Вот и верь после этого в женскую дружбу, грустно подумала Ника, сидя в темноте. Дешёвка! Я пыталась с ней дружить, потому что нельзя человеку совсем одному. Кто же виноват, что я из-за Сергея на мужиков теперь смотреть не могу?
Глава 7. Призраки прошлого
Ника лежала на кровати в наушниках, подключенных к смартфону, и прикидывалась, что дремлет под музыку. На самом деле она занималась нужным, но очень нудным делом – прослушивала то, что происходит в спальне Клары. Разрешение на установку «жучка» дал Усков, после того как Ника провела предварительную разведку. В качестве объектов для прослушки рассматривался кабинет и спальня Эйдуса, а также спальня Клары. Но помещения Эйдуса Усков решил пока не трогать. «Рано и рискованно, – сказал он Нике по телефону. – Эйдус в доме бывает редко, никаких совещаний и важных встреч там давно не проводит. Зато можно предположить, что такие помещения, как кабинет и спальня шефа, регулярно проверяются Насыровым. Можешь спалиться быстро и на ровном месте. Ты, как новый человек, первой подпадешь под подозрения. А вот спальня Клары – другое дело. Глядишь, Клара по телефону с кем-нибудь что-нибудь и обсудит».
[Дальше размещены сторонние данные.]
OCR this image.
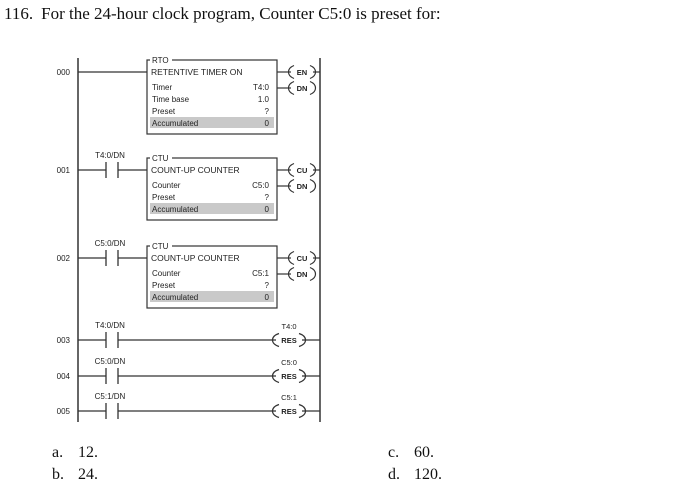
116. For the 24-hour clock program, Counter C5:0 is preset for:
000
RTO
RETENTIVE TIMER ON
Timer	T4:0
Time base	1.0
Preset	?
Accumulated	0
EN
DN
001
T4:0/DN	CTU
COUNT-UP COUNTER
Counter	C5:0
Preset	?
Accumulated	0
CU
DN
002
C5:0/DN	CTU
COUNT-UP COUNTER
Counter	C5:1
Preset	?
Accumulated	0
CU
DN
003
T4:0/DN
RES
T4:0
004
C5:0/DN
RES
C5:0
005
C5:1/DN
RES
C5:1
a. 12.
b. 24.
c. 60.
d. 120.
Ника поставила «жучок» в пятницу, прицепив его под компьютерный столик. Приемник находился в «Айфоне» и ловил сигнал в пределах пятидесяти метров – так объяснил Усков. Поэтому Ника второй день повсюду таскалась со смартфоном, положив его в верхний карман халата, и в наушниках, в надежде подкараулить важный разговор. Но Клара упорно не желала обсуждать вслух свои секреты. Даже с бывшей сиделкой Людмилой ни разу не переговорила по телефону. После приезда Эйдуса появился маленький шанс, что политик зайдёт пообщаться в спальню к жене. Но и эти надежды пока не оправдывались.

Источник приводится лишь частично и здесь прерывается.